Tracking Emotions of Unseen Persons by Their Context.

Martinez does a commentary on work by Chen and Whitney (open source) in the same issue of PNAS. Here is a clip from that commentary:

Face perception is a fundamental component of our cognitive system and, arguably, a core ability that allowed humans to create the large, advanced societies of today. When we look at someone else’s face, we recognize who they are, whether they are female or male, attractive or unattractive, and happy or sad; that is, their affective state. Correctly interpreting these signals is essential for a functional, cooperative society. For example, when looking at the faces in Fig. 1, most people identify a female expressing sadness on the left and an angry male on the right. But while identity and other attributes are recognized quite accurately, affect is not. To see this, look at the images in Fig. 2A and B. What expressions would you now say these two individuals express? Most of us classify them as expressing excitement or euphoria; that is, positive emotions. What is behind this radical change in our interpretation of these images? Context. Our interpretation of a facial configuration is dependent on the context in which the facial expression is situated. In an ambitious new study in PNAS, Chen and Whitney show that people make reasonably good predictions of people’s affect when only the contextual information is known; that is, when the face is not observable (Fig. 2C). This inference is shown to be accurate, even when the whole body of the person is masked (Fig. 2D), thus preventing an inference based on body pose. Context, therefore, is not only necessary for a correct interpretation of how others feel but, in some instances, it is sufficient. This surprising result will provide renewed interest in the value that context plays in our interpretation of how others feel.

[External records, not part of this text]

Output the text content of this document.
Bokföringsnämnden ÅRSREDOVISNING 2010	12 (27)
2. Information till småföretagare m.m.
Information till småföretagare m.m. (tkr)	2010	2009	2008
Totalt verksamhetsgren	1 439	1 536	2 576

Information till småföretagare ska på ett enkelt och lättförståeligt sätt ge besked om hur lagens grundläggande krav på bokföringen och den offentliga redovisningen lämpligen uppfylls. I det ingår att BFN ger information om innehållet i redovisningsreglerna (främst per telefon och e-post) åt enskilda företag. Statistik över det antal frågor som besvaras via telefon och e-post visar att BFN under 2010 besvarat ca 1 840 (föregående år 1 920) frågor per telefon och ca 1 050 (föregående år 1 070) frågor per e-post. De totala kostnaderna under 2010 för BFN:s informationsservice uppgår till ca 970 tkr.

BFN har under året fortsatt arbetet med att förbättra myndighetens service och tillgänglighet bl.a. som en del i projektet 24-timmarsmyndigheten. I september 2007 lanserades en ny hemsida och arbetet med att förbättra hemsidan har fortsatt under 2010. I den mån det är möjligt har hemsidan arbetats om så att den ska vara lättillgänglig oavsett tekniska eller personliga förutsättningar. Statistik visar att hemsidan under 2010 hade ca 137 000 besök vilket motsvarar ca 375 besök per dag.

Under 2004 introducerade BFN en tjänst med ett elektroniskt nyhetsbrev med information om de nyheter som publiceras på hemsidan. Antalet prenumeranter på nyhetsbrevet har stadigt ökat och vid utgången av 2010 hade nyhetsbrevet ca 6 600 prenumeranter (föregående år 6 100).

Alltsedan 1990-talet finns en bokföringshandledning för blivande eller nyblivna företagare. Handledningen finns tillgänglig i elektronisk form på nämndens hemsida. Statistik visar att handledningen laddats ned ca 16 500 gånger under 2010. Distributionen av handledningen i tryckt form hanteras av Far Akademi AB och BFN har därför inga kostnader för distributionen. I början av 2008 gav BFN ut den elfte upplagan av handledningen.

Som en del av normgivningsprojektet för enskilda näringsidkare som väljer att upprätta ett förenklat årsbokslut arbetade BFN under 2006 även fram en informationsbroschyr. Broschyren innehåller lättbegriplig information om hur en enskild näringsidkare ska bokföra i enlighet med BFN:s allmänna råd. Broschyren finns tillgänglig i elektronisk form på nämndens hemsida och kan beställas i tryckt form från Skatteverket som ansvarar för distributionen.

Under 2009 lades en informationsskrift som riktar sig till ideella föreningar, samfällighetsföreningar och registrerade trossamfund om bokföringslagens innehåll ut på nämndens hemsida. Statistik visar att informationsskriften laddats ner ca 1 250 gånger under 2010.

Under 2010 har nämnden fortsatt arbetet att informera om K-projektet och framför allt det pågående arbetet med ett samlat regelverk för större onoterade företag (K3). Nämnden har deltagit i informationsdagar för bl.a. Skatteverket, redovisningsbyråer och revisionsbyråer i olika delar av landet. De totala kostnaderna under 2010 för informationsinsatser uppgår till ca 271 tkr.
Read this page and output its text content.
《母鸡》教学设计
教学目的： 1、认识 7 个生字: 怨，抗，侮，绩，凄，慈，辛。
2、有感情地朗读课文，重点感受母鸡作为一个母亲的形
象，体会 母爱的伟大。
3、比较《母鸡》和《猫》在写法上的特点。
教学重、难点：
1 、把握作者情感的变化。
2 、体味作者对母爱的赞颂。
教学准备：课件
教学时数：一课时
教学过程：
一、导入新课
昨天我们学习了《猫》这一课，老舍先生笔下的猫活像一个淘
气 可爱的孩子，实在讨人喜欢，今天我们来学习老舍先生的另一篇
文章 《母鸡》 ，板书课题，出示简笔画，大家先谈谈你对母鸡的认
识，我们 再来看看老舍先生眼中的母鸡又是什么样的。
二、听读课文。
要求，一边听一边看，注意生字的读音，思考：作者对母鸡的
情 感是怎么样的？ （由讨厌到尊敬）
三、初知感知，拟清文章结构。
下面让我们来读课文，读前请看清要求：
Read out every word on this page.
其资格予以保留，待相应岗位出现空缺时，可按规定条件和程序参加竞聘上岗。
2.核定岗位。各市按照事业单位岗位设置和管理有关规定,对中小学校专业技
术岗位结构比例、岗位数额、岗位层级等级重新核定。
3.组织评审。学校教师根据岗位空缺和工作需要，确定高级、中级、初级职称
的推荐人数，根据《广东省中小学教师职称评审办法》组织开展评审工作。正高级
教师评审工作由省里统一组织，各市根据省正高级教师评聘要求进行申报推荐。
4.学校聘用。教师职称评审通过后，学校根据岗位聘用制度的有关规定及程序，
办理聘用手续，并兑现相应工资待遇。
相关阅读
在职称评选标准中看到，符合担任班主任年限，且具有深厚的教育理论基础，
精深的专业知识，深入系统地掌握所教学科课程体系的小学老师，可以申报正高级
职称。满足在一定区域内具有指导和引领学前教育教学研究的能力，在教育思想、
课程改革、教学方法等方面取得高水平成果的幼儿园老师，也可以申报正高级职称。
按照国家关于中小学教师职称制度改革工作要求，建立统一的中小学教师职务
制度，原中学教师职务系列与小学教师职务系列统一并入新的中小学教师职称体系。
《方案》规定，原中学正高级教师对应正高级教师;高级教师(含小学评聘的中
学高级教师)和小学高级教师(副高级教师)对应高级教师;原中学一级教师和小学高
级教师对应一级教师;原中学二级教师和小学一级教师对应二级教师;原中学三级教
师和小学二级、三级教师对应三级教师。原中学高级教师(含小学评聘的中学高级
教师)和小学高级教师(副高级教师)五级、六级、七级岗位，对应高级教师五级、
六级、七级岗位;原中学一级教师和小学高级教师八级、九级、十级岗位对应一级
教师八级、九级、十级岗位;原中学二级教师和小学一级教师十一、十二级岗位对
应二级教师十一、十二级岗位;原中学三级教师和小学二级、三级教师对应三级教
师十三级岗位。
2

Fig. 1. When asked to identify the emotions shown in these images, most people agree that the left image expresses sadness, while the right image is a clear display of anger. If asked whether these expressions communicate positive or negative valence, most people agree that both correspond to a negative expression. The problem with these assessments is that context is not observable, which may lead to incorrect interpretations. Images courtesy of (Left) Imgflip and (Right) Getty Images/Michael Steele.

Fig. 2. Adding context to the facial expressions previously seen in Fig. 1 radically changes our interpretation of the emotion being experienced by a person. (A and B) In these two images, most observers agree that the people shown are experiencing a joyful event (i.e., positive valence). (C and D) When the face and body are blurred out, inference of valence and arousal is still possible. Images courtesy of (Upper Left, Lower Left, and Lower Right) Imgflip and (Upper Right) Getty Images/Michael Steele.

Here is the Chen and Whitney abstract:

Emotion recognition is an essential human ability critical for social functioning. It is widely assumed that identifying facial expression is the key to this, and models of emotion recognition have mainly focused on facial and bodily features in static, unnatural conditions. We developed a method called affective tracking to reveal and quantify the enormous contribution of visual context to affect (valence and arousal) perception. When characters’ faces and bodies were masked in silent videos, viewers inferred the affect of the invisible characters successfully and in high agreement based solely on visual context. We further show that the context is not only sufficient but also necessary to accurately perceive human affect over time, as it provides a substantial and unique contribution beyond the information available from face and body. Our method (which we have made publicly available) reveals that emotion recognition is, at its heart, an issue of context as much as it is about faces.